NEW YORK (AP) -- A bankruptcy judge on Monday approved a deal that could shift some of auto parts supplier Delphi's assets to General Motors Co., which emerged from Chapter 11 bankruptcy protection last week.
U.S. Judge Robert Gerber, who is overseeing the liquidation of Motors Liquidation Co., the collection of assets and liabilities left over after the sale of prized GM assets to a new company, gave his approval to the deal, allowing GM and an affiliate of Platinum Equity to buy the bulk of Delphi's assets and help the auto supplier emerge from bankruptcy protection.
All of the assets and costs related to the agreement will transfer to the new GM and not effect the finances of "Old GM" or the possible returns for the old company's creditors, GM attorney Robert Lemons told the court.
The agreement could help save Delphi Corp. from liquidation, but still hinges on the consummation of a deal between the Troy, Mich.-based auto supplier, the new General Motors and Platinum.
As part of deal reached in June, Beverly Hills, Calif.-based Platinum will be allowed to operate Delphi's businesses both in the U.S. and abroad. Detroit-based GM will contribute a total of about $3.9 billion, including a $2 billion equity investment in Platinum, to help finance the deal. Platinum will contribute a maximum of $500 million in financing.
In exchange, GM will get certain parts of Delphi, including its Saginaw, Mich.-based steering business, and assurance of a steady supply of many of the parts it needs to produce its cars and trucks. Other "noncore" plants and assets will be sold off over time.
Delphi, which was GM's parts division before being spun off in 1999, filed for Chapter 11 protection in October 2005. It still produces about 10 percent of the parts used in GM's global production and its components go into nearly all of GM's North American production lines.
At the same time, GM is Delphi's largest customer and the automaker's business is crucial to its survival.
But some Delphi lenders, who have been funding the company's operations under bankruptcy protection, have objected, calling the deal with Platinum a "secretly negotiated transaction" that violated Delphi's obligations to maximize the value of the lenders' investment.
Meanwhile, Platinum has maintained that Delphi was forced to look for funding elsewhere because the lenders didn't provide enough, and that its offer remains the best option for Delphi.

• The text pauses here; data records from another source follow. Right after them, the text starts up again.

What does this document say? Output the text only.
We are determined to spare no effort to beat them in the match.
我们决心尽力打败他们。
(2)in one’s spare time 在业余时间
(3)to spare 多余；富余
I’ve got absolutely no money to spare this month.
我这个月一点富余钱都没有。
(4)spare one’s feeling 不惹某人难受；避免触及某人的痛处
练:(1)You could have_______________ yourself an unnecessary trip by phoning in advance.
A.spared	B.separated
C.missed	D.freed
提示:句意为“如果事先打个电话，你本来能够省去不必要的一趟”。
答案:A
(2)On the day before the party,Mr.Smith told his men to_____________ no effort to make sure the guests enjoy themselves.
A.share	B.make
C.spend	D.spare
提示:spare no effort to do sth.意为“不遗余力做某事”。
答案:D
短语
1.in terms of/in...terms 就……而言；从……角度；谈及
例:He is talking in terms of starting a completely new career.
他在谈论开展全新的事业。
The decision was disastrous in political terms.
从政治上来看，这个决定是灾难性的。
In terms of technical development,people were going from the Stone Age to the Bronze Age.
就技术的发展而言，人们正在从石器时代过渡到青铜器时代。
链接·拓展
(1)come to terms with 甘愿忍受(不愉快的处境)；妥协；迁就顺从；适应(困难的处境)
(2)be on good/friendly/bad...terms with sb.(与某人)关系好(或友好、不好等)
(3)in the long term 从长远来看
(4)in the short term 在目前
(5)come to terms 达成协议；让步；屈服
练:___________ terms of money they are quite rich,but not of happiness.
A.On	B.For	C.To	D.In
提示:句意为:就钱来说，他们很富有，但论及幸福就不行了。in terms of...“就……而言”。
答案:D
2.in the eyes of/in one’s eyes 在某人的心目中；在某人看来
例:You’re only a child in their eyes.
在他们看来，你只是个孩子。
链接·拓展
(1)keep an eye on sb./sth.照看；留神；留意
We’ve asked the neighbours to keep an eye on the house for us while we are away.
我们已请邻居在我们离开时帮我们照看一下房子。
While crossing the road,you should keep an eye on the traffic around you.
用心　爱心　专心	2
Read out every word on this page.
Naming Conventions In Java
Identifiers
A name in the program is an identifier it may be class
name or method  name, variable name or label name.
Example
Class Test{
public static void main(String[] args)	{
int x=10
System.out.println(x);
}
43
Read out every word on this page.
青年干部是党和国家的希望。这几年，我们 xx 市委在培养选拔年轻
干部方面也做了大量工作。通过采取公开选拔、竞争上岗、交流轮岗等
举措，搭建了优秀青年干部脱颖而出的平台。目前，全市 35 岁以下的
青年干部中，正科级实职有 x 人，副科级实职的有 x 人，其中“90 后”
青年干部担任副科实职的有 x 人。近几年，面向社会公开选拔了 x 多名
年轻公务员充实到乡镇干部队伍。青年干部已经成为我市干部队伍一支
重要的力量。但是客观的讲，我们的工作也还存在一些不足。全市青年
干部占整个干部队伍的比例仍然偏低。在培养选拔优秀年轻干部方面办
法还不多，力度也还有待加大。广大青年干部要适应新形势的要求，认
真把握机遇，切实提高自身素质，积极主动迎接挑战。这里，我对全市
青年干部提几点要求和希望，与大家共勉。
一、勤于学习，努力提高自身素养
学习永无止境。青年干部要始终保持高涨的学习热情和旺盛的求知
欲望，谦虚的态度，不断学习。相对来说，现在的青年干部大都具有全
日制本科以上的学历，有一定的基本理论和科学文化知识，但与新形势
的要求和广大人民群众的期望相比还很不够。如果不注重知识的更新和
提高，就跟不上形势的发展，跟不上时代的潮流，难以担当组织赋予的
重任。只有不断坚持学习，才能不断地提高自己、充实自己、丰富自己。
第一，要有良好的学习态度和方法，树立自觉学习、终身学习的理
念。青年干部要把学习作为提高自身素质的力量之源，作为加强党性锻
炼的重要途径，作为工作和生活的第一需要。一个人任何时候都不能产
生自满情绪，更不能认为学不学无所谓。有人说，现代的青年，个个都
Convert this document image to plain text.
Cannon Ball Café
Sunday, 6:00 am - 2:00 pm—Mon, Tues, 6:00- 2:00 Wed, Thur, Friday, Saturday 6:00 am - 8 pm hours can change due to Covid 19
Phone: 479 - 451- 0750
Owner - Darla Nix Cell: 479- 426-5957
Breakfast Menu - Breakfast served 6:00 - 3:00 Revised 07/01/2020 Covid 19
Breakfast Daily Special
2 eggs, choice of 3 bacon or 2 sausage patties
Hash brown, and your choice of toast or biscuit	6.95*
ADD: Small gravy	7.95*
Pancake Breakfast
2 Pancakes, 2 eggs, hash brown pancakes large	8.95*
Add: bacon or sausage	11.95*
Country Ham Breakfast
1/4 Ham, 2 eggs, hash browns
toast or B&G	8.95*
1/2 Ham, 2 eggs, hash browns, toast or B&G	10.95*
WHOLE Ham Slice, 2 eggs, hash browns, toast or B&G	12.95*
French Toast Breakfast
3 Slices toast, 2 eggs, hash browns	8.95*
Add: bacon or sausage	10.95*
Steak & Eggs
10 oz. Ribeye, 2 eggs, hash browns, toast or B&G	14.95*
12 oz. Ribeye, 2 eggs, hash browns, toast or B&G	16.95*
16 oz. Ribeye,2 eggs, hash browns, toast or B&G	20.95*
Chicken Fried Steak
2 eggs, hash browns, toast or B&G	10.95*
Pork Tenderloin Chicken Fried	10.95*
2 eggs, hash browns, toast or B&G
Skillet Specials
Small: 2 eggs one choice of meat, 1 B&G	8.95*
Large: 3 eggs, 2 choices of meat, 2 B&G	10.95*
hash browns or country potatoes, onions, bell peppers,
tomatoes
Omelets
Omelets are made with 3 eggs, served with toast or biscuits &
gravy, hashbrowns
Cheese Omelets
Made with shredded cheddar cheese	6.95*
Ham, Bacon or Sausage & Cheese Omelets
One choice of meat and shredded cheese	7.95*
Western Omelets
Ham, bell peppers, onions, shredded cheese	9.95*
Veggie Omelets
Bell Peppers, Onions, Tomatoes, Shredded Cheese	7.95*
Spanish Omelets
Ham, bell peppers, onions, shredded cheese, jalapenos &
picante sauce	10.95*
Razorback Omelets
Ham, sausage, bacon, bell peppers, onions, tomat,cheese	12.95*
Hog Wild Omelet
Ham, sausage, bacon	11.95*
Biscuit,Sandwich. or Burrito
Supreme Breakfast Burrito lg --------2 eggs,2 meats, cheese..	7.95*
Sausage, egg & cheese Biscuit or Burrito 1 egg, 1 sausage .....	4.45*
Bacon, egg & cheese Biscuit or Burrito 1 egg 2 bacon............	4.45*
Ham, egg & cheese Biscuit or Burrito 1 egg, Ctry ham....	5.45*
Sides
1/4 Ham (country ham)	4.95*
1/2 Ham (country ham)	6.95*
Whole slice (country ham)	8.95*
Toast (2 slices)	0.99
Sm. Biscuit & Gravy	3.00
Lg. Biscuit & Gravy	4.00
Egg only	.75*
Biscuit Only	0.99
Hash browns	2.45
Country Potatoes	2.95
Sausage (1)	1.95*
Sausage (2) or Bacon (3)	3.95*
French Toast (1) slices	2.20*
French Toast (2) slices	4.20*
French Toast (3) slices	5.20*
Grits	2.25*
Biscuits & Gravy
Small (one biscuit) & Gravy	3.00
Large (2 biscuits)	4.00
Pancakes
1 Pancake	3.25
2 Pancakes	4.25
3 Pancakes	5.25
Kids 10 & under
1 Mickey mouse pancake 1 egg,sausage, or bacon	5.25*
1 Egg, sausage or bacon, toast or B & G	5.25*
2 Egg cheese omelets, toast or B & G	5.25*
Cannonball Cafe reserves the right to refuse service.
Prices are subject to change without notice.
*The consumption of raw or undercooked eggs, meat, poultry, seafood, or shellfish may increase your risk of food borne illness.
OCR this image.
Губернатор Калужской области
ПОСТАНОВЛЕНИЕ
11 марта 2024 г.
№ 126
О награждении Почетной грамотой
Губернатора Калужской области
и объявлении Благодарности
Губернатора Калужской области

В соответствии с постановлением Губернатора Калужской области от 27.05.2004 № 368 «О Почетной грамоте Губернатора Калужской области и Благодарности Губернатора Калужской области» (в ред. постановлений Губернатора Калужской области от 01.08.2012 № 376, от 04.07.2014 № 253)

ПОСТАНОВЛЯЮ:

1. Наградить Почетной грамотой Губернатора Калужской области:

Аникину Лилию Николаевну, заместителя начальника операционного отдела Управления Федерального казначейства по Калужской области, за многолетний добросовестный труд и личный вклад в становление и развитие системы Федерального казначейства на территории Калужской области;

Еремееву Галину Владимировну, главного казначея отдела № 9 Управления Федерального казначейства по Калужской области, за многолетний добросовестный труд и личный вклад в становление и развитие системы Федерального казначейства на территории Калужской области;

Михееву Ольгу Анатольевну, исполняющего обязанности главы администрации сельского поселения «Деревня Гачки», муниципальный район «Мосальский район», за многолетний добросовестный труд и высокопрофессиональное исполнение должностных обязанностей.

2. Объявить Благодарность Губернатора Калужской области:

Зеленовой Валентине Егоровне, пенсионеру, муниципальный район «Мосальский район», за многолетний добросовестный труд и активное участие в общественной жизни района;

No other parties have stepped forward with a bid to buy Delphi, but the lenders have until Thursday to submit their own bid. If they do, an auction will take place the next day in front of U.S. Judge Robert Drain, who is overseeing Delphi's case, to determine which bid is superior.
A hearing on the sale of Delphi's assets is scheduled for July 23. If a sale is approved, the company has said it could emerge from Chapter 11 later this summer.